The North American Council for Freight Efficiency released a new confidence report highlighting the benefits and disadvantages of diesel engine downspeeding technology in Class 8 applications this week.
Mike Roeth, executive director of NACFE, noted that the report drew on unbiased experts from across the trucking industry, including OEMs, component suppliers, engine and drivetrain manufacturers and large and small fleets to paint as comprehensive a picture as possible on how downspeeding is being used in trucking today.
Downspeeding, Roeth noted, uses high-speed rear axles combined with high-torque, lower-RPM diesel engines. With this powertrain combination, a diesel engine revs less at any given highway speed and therefore receives corresponding fuel economy boost. NACFE found the typical downspeeded truck gained between a 2- and 3-percent increase in fuel economy, compared to tractor-trailers running conventional powertrains.
Roeth said the study determined that there are two basic downspeeding configurations commonly found in trucking today. The first, and most common spec, relies on a direct-drive transmission, which delivers higher fuel economy numbers. Some fleets are opting for the second choice, which uses an overdrive transmission with a slightly slower rear axle.
“The key enabler in all cases are the new generation of electronically-controlled automated manual transmissions,” Roeth noted. “These transmissions make downspeeding more attractive and practical for fleets today, particularly when they are mated with finely-tuned engine parameters to optimize fuel economy and mitigate torque management problems.”
Significantly increased low-end engine torque is one drawback to downspeeding. Roeth says drivetrain component suppliers manage this problem by using larger, more robust axle gearing and driveline components, in addition to enhanced electronic engine programming.

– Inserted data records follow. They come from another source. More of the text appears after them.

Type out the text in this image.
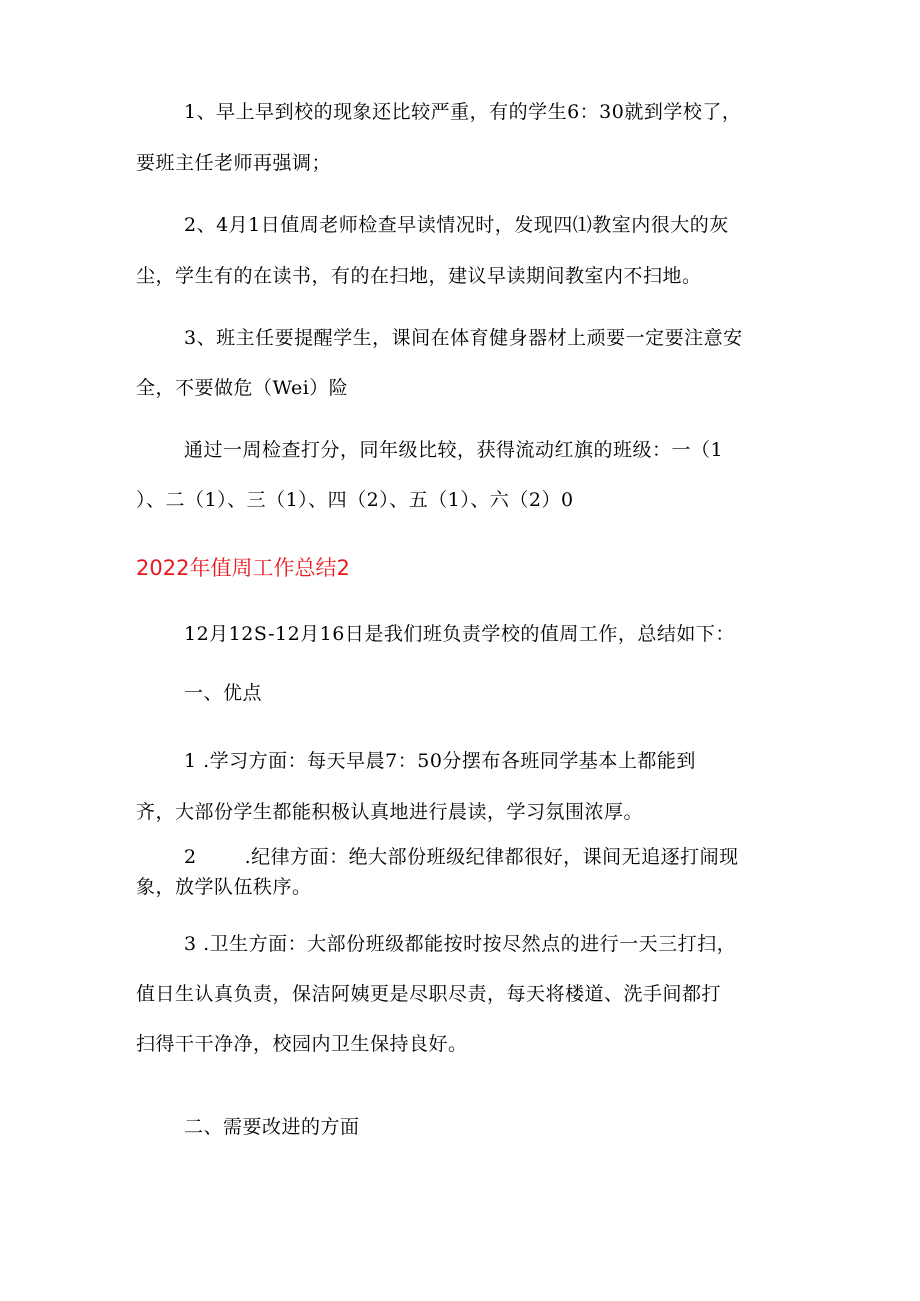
1、早上早到校的现象还比较严重，有的学生6：30就到学校了，
要班主任老师再强调；
2、4月1日值周老师检查早读情况时，发现四⑴教室内很大的灰
尘，学生有的在读书，有的在扫地，建议早读期间教室内不扫地。
3、班主任要提醒学生，课间在体育健身器材上顽要一定要注意安
全，不要做危（Wei）险
通过一周检查打分，同年级比较，获得流动红旗的班级：一（1
）、二（1）、三（1）、四（2）、五（1）、六（2）0
2022年值周工作总结2
12月12S-12月16日是我们班负责学校的值周工作，总结如下：
一、优点
1 .学习方面：每天早晨7：50分摆布各班同学基本上都能到
齐，大部份学生都能积极认真地进行晨读，学习氛围浓厚。
2	.纪律方面：绝大部份班级纪律都很好，课间无追逐打闹现
象，放学队伍秩序。
3 .卫生方面：大部份班级都能按时按尽然点的进行一天三打扫，
值日生认真负责，保洁阿姨更是尽职尽责，每天将楼道、洗手间都打
扫得干干净净，校园内卫生保持良好。
二、需要改进的方面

The study determined that spec’ing more robust axle and driveline components generally adds between $500 and $1,000 to the vehicle acquisition cost. But, it also noted that fuel savings offset these numbers. Based on a five-year average diesel prices, NACFE calculates fuel savings of approximately $1,500 per year. Plugging in current low fuel prices yields a annual saving of approximately $1,000 per year per downspeeded truck.
Roeth said the study found mixed responses on downspeeding technology from drivers. On the positive side of the ledger, drivers with downspeeding experience complimented the “significantly” quieter ride at highway speeds combined with “snappy” acceleration and low-end power.
On the other hand, the study found that many fleets were reluctant to order downspeeded trucks, fearing that uninitiated drivers would reject them and either leave or decline to hire onto a fleet equipped with them.
Resell values remain a worry for other fleets as well, since NACFE found that downspeeding is a spec that works best in long haul, steady-state driving applications.
As a result, current estimates show only about 25 percent of new, long-haul tractors are currently being spec’d with downspeeded powertrains. But, based on the report’s findings, NACFE strongly recommends long-haul fleets consider the spec as a way to incur significant annual fuel savings. “The key for fleets interested in adopting this spec is to work closely with both OEMs and component suppliers to insure the vehicles are spec’d correctly,” Roeth added. “If that’s the case, our study found they perform very well in their designated application while delivering significant fuel savings to fleets.”